Language Diversity and Social Cohesion: The Support of Police in North West Wales

Monday, 11 July 2016: 10:45
Location: Hörsaal 4A KS (Neues Institutsgebäude (NIG))
Oral Presentation
Stefan MACHURA, Bangor University, United Kingdom
North west Wales is an area of the United Kingdom where the majority speaks Welsh as first language. Welsh nationalism and speaking the language are connected in complicated ways. With Wales being granted more political powers by London and a policy to support the use of the Celtic language, tensions between English and Welsh speakers have risen. Public institutions and private businesses are bound to support the local language. The police are one of the state agencies affected but needing cooperation of members of all groups. Police cars and uniforms are marked in Welsh and jobs require knowledge of Welsh. We were interested in how language and identity politics play out for the institution. In two consecutive years, we have measured factors that could influence trust in the police, like media, personal experience, and various demographic factors, but with a special emphasis on aspects of Welsh language use and nationalism.

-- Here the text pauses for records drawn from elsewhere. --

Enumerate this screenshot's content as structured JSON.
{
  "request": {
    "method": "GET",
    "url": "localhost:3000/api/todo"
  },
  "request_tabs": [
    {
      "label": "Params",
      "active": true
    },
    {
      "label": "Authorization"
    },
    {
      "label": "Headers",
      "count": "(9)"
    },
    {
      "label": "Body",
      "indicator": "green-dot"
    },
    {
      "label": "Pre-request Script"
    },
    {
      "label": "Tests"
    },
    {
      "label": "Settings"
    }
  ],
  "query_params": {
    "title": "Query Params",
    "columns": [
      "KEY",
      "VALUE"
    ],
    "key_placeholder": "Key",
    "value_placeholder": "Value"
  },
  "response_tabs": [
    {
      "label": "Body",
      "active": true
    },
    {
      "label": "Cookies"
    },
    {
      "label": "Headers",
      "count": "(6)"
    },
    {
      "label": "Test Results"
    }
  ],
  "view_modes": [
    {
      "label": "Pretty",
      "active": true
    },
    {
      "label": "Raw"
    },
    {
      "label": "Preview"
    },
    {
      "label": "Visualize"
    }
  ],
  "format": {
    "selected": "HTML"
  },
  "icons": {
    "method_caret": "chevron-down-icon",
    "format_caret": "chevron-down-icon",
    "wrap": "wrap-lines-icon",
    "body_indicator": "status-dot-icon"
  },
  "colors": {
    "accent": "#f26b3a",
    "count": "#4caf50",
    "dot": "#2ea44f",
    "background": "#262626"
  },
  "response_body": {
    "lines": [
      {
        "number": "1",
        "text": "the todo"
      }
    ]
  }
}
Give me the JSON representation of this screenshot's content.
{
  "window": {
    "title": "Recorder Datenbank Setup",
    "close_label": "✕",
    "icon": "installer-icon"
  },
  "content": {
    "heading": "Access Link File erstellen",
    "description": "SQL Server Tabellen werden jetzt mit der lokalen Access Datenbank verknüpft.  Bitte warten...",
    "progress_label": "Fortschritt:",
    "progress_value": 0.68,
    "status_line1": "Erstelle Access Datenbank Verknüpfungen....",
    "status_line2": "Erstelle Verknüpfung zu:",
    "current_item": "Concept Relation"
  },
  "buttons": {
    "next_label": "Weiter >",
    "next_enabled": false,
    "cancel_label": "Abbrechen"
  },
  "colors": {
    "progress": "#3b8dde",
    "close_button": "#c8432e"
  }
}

The first questionnaire study with undergraduate students at Bangor University showed that those students who prefer to speak Welsh in a variety of daily situations, e.g. with family, the family doctor and in shops, also had less trust in the UK police. This result stands even when taking into account other factors. The follow up study, addressing North Walians in various community groups, further investigates the issues but this time focuses on trust in North Wales Police. Preference to speak Welsh comes up as strongest factor for support of the local force. Tellingly, respondents expressing positive feelings for the English flag tended to distrust the local Welsh police. Trust in the police thus reflects issues of language and identity politics. Our study, however, suggests ways how an institution can actively address these issues and bridge the divide.